Reputation: 37
I have a list of column names which contains column names , I am iterating a row and checking if it contains 1 then appending that column name to a list.Can It be better using zip or something.
private def getNames(row: Row): List[String] = {
val listofColumnNames = row.schema.fields.map(_.name).toList
val listOfColumnWhichContainOne = ArrayBuffer[String]()
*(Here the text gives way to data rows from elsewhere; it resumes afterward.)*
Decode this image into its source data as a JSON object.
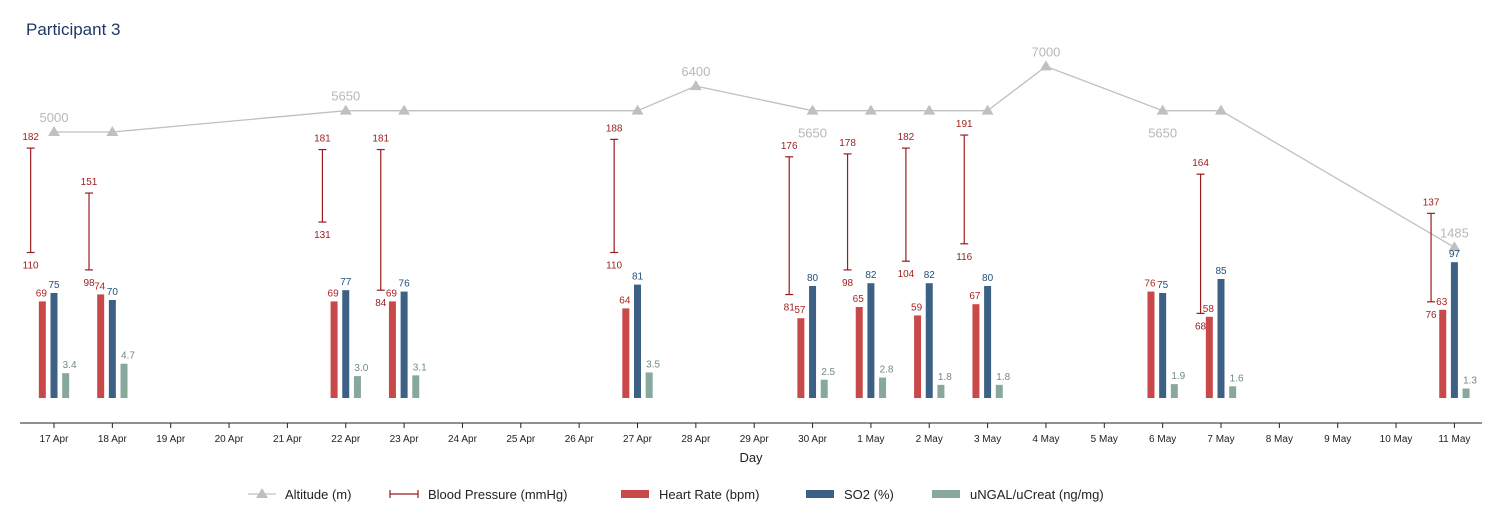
{
  "title": "Participant 3",
  "chart_data": {
    "type": "bar",
    "xlabel": "Day",
    "ticks": [
      "17 Apr",
      "18 Apr",
      "19 Apr",
      "20 Apr",
      "21 Apr",
      "22 Apr",
      "23 Apr",
      "24 Apr",
      "25 Apr",
      "26 Apr",
      "27 Apr",
      "28 Apr",
      "29 Apr",
      "30 Apr",
      "1 May",
      "2 May",
      "3 May",
      "4 May",
      "5 May",
      "6 May",
      "7 May",
      "8 May",
      "9 May",
      "10 May",
      "11 May"
    ],
    "altitude": {
      "name": "Altitude (m)",
      "color": "#c0c0c0",
      "points": [
        {
          "day": "17 Apr",
          "value": 5000,
          "label": "5000",
          "label_pos": "above"
        },
        {
          "day": "18 Apr",
          "value": 5000,
          "label": "",
          "label_pos": "above"
        },
        {
          "day": "22 Apr",
          "value": 5650,
          "label": "5650",
          "label_pos": "above"
        },
        {
          "day": "23 Apr",
          "value": 5650,
          "label": "",
          "label_pos": "above"
        },
        {
          "day": "27 Apr",
          "value": 5650,
          "label": "",
          "label_pos": "above"
        },
        {
          "day": "28 Apr",
          "value": 6400,
          "label": "6400",
          "label_pos": "above"
        },
        {
          "day": "30 Apr",
          "value": 5650,
          "label": "5650",
          "label_pos": "below"
        },
        {
          "day": "1 May",
          "value": 5650,
          "label": "",
          "label_pos": "above"
        },
        {
          "day": "2 May",
          "value": 5650,
          "label": "",
          "label_pos": "above"
        },
        {
          "day": "3 May",
          "value": 5650,
          "label": "",
          "label_pos": "above"
        },
        {
          "day": "4 May",
          "value": 7000,
          "label": "7000",
          "label_pos": "above"
        },
        {
          "day": "6 May",
          "value": 5650,
          "label": "5650",
          "label_pos": "below"
        },
        {
          "day": "7 May",
          "value": 5650,
          "label": "",
          "label_pos": "above"
        },
        {
          "day": "11 May",
          "value": 1485,
          "label": "1485",
          "label_pos": "above"
        }
      ]
    },
    "blood_pressure": {
      "name": "Blood Pressure (mmHg)",
      "color": "#9b1c1c",
      "points": [
        {
          "day": "17 Apr",
          "offset": -0.4,
          "systolic": 182,
          "diastolic": 110
        },
        {
          "day": "18 Apr",
          "offset": -0.4,
          "systolic": 151,
          "diastolic": 98
        },
        {
          "day": "22 Apr",
          "offset": -0.4,
          "systolic": 181,
          "diastolic": 131
        },
        {
          "day": "23 Apr",
          "offset": -0.4,
          "systolic": 181,
          "diastolic": 84
        },
        {
          "day": "27 Apr",
          "offset": -0.4,
          "systolic": 188,
          "diastolic": 110
        },
        {
          "day": "30 Apr",
          "offset": -0.4,
          "systolic": 176,
          "diastolic": 81
        },
        {
          "day": "1 May",
          "offset": -0.4,
          "systolic": 178,
          "diastolic": 98
        },
        {
          "day": "2 May",
          "offset": -0.4,
          "systolic": 182,
          "diastolic": 104
        },
        {
          "day": "3 May",
          "offset": -0.4,
          "systolic": 191,
          "diastolic": 116
        },
        {
          "day": "7 May",
          "offset": -0.35,
          "systolic": 164,
          "diastolic": 68
        },
        {
          "day": "11 May",
          "offset": -0.4,
          "systolic": 137,
          "diastolic": 76
        }
      ]
    },
    "bars": [
      {
        "name": "Heart Rate (bpm)",
        "color": "#c9494b",
        "label_color": "#b22222",
        "offset": -0.2,
        "points": [
          {
            "day": "17 Apr",
            "value": 69
          },
          {
            "day": "18 Apr",
            "value": 74
          },
          {
            "day": "22 Apr",
            "value": 69
          },
          {
            "day": "23 Apr",
            "value": 69
          },
          {
            "day": "27 Apr",
            "value": 64
          },
          {
            "day": "30 Apr",
            "value": 57
          },
          {
            "day": "1 May",
            "value": 65
          },
          {
            "day": "2 May",
            "value": 59
          },
          {
            "day": "3 May",
            "value": 67
          },
          {
            "day": "6 May",
            "value": 76
          },
          {
            "day": "7 May",
            "value": 58
          },
          {
            "day": "11 May",
            "value": 63
          }
        ]
      },
      {
        "name": "SO2 (%)",
        "color": "#3d6185",
        "label_color": "#1f4e79",
        "offset": 0,
        "points": [
          {
            "day": "17 Apr",
            "value": 75
          },
          {
            "day": "18 Apr",
            "value": 70
          },
          {
            "day": "22 Apr",
            "value": 77
          },
          {
            "day": "23 Apr",
            "value": 76
          },
          {
            "day": "27 Apr",
            "value": 81
          },
          {
            "day": "30 Apr",
            "value": 80
          },
          {
            "day": "1 May",
            "value": 82
          },
          {
            "day": "2 May",
            "value": 82
          },
          {
            "day": "3 May",
            "value": 80
          },
          {
            "day": "6 May",
            "value": 75
          },
          {
            "day": "7 May",
            "value": 85
          },
          {
            "day": "11 May",
            "value": 97
          }
        ]
      },
      {
        "name": "uNGAL/uCreat (ng/mg)",
        "color": "#88a89c",
        "label_color": "#6e8b80",
        "offset": 0.2,
        "points": [
          {
            "day": "17 Apr",
            "value": 3.4,
            "label": "3.4"
          },
          {
            "day": "18 Apr",
            "value": 4.7,
            "label": "4.7"
          },
          {
            "day": "22 Apr",
            "value": 3.0,
            "label": "3.0"
          },
          {
            "day": "23 Apr",
            "value": 3.1,
            "label": "3.1"
          },
          {
            "day": "27 Apr",
            "value": 3.5,
            "label": "3.5"
          },
          {
            "day": "30 Apr",
            "value": 2.5,
            "label": "2.5"
          },
          {
            "day": "1 May",
            "value": 2.8,
            "label": "2.8"
          },
          {
            "day": "2 May",
            "value": 1.8,
            "label": "1.8"
          },
          {
            "day": "3 May",
            "value": 1.8,
            "label": "1.8"
          },
          {
            "day": "6 May",
            "value": 1.9,
            "label": "1.9"
          },
          {
            "day": "7 May",
            "value": 1.6,
            "label": "1.6"
          },
          {
            "day": "11 May",
            "value": 1.3,
            "label": "1.3"
          }
        ]
      }
    ],
    "legend": [
      {
        "name": "Altitude (m)",
        "kind": "line-triangle",
        "color": "#c0c0c0"
      },
      {
        "name": "Blood Pressure (mmHg)",
        "kind": "errorbar",
        "color": "#9b1c1c"
      },
      {
        "name": "Heart Rate (bpm)",
        "kind": "bar",
        "color": "#c9494b"
      },
      {
        "name": "SO2 (%)",
        "kind": "bar",
        "color": "#3d6185"
      },
      {
        "name": "uNGAL/uCreat (ng/mg)",
        "kind": "bar",
        "color": "#88a89c"
      }
    ],
    "legend_position": "bottom"
  }
}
listofColumnNames.indices.foreach(index => {
if(row.getInt(index).equals(1)) {
listOfColumnWhichContainOne.append(listofColumnNames(index))
}
})
listofColumnNames.toList
}
Can It be simplified ?
Upvotes: 1
Views: 192
Reputation: 14875
You can add a new column to an existing dataframe that contains a list of all columns in which for that particular row the field has the value 1
.
Within the column paramater of withColumn you can iterate over all other columns and check for the wanted value:
val df = Seq((1, 2, 3), (4, 5, 6), (3, 2, 1)).toDF("col1", "col2", "col3")
df.show()
val cols = df.schema.fieldNames //change this array according to your needs
//if you want to exclude columns from the check
df.withColumn("result", array(
cols.map {
c: String => when(col(c).equalTo(1), c)
}: _*
)).show()
prints:
//input data
+----+----+----+
|col1|col2|col3|
+----+----+----+
| 1| 2| 3|
| 4| 5| 6|
| 3| 1| 1|
+----+----+----+
//result
+----+----+----+--------------+
|col1|col2|col3| result|
+----+----+----+--------------+
| 1| 2| 3| [col1,,]|
| 4| 5| 6| [,,]|
| 3| 1| 1|[, col2, col3]|
+----+----+----+--------------+
Upvotes: 1